Date Available

4-15-2014

Year of Publication

2014

Degree Name

Doctor of Philosophy (PhD)

Document Type

Doctoral Dissertation

College

Arts and Sciences

Department/School/Program

Psychology

First Advisor

Dr. Suzanne C. Segerstrom

Abstract

Despite having fewer cognitive resources, older adults regulate their emotions as well as, if not better than, younger adults. This study aimed to (1) test the limits of older adults’ emotion regulation capacity and (2) gain a better understanding of how older adults use their more limited resources to regulate their emotions. Participants included 48 healthy older adults aged 65-85 from the community and 50 healthy younger adults aged 18-25 from the student population.
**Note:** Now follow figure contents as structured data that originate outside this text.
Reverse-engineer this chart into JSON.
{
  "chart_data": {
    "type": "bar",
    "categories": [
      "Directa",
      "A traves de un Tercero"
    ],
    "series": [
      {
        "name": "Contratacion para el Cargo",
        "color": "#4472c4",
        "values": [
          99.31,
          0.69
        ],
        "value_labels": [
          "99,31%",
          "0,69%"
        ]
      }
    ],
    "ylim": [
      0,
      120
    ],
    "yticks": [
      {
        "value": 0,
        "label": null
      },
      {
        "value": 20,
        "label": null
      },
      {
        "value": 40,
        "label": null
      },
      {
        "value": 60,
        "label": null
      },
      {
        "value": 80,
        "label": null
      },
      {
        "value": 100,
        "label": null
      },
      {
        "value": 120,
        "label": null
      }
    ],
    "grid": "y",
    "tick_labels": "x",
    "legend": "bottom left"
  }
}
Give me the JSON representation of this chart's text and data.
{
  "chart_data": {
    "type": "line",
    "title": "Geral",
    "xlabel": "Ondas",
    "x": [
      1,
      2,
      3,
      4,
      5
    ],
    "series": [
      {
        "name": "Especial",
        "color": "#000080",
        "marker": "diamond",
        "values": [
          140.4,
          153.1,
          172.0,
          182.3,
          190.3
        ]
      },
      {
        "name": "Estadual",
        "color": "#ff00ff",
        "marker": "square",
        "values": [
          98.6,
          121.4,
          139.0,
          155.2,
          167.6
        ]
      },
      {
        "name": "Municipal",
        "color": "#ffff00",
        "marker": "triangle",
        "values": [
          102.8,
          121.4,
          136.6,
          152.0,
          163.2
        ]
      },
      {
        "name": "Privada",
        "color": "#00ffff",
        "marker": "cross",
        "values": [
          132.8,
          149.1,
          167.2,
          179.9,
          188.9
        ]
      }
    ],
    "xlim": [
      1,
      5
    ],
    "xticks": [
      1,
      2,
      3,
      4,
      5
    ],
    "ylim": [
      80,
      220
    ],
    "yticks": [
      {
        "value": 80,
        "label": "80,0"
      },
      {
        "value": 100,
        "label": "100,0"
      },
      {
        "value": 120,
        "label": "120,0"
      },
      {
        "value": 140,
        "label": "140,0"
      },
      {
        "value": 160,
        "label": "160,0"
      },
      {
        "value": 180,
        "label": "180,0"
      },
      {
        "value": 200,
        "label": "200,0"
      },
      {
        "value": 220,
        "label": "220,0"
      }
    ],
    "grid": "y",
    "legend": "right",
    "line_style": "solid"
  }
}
They were randomly assigned to one of four experimental groups involving an initial activity that was high or low in self-regulatory demand followed by a test task of emotion regulation or attention regulation. As expected, older adults performed equally as well as younger adults on the emotion regulation test task, though worse on the attention regulation test task. Using resting heart rate variability (HRV) as a physiological measure of self-regulatory capacity, older adults appeared to allocate more resources toward the emotion regulation task compared to the attention regulation task, and relative to younger adults. The results suggest that older adults maintain their emotion regulation capacity in part by allocating more resources toward emotion regulation goals.